The penalties would remain the same — $30 for the first violation — but Sachs' bill would make it easier for law enforcement to ticket drivers.
Sachs unveiled her proposed measure at a news conference at AutoNation in Fort Lauderdale. Citing statistics about the dangers of texting while driving, which she described as more dangerous than drunken driving.
Sachs said "Using a cellphone while driving a motor vehicle is more dangerous than drinking alcohol, especially for young drivers"
In 2011, texting surpassed alcohol as the leading contributing factor in teen driving deaths, according to Sachs, who noted that texting while driving is six times more likely to cause death than a DUI.
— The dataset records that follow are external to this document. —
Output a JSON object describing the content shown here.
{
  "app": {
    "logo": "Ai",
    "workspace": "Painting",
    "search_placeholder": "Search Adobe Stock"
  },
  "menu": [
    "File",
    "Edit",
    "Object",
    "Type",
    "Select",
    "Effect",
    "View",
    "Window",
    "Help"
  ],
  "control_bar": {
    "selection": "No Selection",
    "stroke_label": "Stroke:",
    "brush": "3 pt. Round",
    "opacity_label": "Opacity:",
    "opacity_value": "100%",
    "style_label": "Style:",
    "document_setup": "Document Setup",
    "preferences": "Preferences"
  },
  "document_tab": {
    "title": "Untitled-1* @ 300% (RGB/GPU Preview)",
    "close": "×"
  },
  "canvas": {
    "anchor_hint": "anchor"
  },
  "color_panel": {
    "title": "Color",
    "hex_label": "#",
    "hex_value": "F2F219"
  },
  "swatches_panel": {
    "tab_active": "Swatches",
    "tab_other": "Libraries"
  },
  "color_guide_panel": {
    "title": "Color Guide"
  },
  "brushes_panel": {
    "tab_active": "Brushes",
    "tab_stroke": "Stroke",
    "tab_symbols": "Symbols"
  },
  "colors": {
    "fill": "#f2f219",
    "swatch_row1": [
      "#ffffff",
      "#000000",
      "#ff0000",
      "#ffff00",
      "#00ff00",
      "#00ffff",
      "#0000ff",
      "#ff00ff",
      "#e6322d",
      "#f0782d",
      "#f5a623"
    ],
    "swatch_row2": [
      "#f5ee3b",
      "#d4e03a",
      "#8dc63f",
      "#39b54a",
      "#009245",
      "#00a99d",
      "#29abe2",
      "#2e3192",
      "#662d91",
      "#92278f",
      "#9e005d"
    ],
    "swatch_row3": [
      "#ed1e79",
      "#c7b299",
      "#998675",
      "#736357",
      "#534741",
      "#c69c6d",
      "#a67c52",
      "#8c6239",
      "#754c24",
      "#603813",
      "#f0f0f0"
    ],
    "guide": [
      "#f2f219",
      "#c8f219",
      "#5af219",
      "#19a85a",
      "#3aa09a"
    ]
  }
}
"Every single day in 2011, 11 teenagers were killed in motor vehicle accidents because of mobile phones," Sachs said.
Citing federal data, Sachs said that it takes on average 4.6 seconds for a driver to receive or deliver a text. "(If) you are driving 50 miles per hour, you are covering a football field blind."
The texting-while-driving ban, Sachs said, will change the culture of motorists. She compared it to the spike in seatbelt use following laws in the 1980s that made it a violation not to wear a seatbelt.